Śmieci, których nie da się już przetworzyć mają być spalane, a w ten sposób wytwarzane będzie ciepło i prąd dla miasta, co pozwoli zrezygnować częściowo ze spalania węgla. Do 10 stycznia mieszkańcy miasta mogą składać swoje uwagi i wnioski dotyczące planowanego w dzielnicy fabrycznej Zakładu Odzysku Energii.
– Projekt jest na początkowym etapie. Został złożony Raport oddziaływania na środowisko planowanej inwestycji.
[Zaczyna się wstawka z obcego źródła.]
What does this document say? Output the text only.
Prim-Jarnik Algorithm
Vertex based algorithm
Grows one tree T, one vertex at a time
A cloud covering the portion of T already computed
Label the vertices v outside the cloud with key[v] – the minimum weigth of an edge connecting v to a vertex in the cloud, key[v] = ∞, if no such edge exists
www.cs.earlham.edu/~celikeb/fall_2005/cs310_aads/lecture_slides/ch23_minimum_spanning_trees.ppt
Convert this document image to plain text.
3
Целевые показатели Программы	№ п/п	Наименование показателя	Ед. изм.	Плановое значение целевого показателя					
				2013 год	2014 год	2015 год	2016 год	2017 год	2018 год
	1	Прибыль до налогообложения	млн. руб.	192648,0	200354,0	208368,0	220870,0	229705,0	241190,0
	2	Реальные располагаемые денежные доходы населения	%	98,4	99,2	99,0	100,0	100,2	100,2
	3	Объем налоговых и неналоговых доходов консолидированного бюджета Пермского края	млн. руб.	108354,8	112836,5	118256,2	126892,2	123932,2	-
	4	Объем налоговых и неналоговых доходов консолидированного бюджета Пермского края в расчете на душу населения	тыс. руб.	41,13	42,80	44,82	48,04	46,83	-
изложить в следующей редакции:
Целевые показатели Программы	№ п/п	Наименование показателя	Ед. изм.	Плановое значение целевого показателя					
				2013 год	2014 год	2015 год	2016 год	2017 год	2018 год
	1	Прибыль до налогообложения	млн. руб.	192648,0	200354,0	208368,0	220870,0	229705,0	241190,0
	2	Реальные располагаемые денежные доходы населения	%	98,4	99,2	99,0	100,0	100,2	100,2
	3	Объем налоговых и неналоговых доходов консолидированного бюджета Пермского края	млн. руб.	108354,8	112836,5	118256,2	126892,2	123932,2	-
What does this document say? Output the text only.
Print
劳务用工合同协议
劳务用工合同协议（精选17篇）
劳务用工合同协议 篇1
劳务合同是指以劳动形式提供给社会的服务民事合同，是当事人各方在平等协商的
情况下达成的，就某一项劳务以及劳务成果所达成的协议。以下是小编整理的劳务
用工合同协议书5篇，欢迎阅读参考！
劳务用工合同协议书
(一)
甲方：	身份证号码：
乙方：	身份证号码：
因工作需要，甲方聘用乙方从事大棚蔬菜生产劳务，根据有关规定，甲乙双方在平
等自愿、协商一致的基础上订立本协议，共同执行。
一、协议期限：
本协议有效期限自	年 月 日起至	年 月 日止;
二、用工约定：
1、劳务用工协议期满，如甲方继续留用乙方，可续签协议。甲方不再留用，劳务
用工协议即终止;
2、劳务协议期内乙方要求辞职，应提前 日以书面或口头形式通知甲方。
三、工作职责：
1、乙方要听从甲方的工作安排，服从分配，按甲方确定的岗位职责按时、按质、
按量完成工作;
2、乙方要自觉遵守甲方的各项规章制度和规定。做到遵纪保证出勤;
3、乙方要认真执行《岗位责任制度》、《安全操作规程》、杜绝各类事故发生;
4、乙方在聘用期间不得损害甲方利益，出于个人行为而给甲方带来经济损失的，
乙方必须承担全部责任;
Jest on podstawowym dokumentem w prowadzonym przez Miasto Kraśnik postępowaniu w sprawie wydania decyzji o środowiskowych uwarunkowaniach dla tego przedsięwzięcia – wyjaśnia Wojciech Wojtaszek, członek zarządu spółki Ekoland Polska, która sfinansuje inwestycję. – Obecnie trwa procedura udziału społeczeństwa w tym postępowaniu, czyli konsultacje społeczne.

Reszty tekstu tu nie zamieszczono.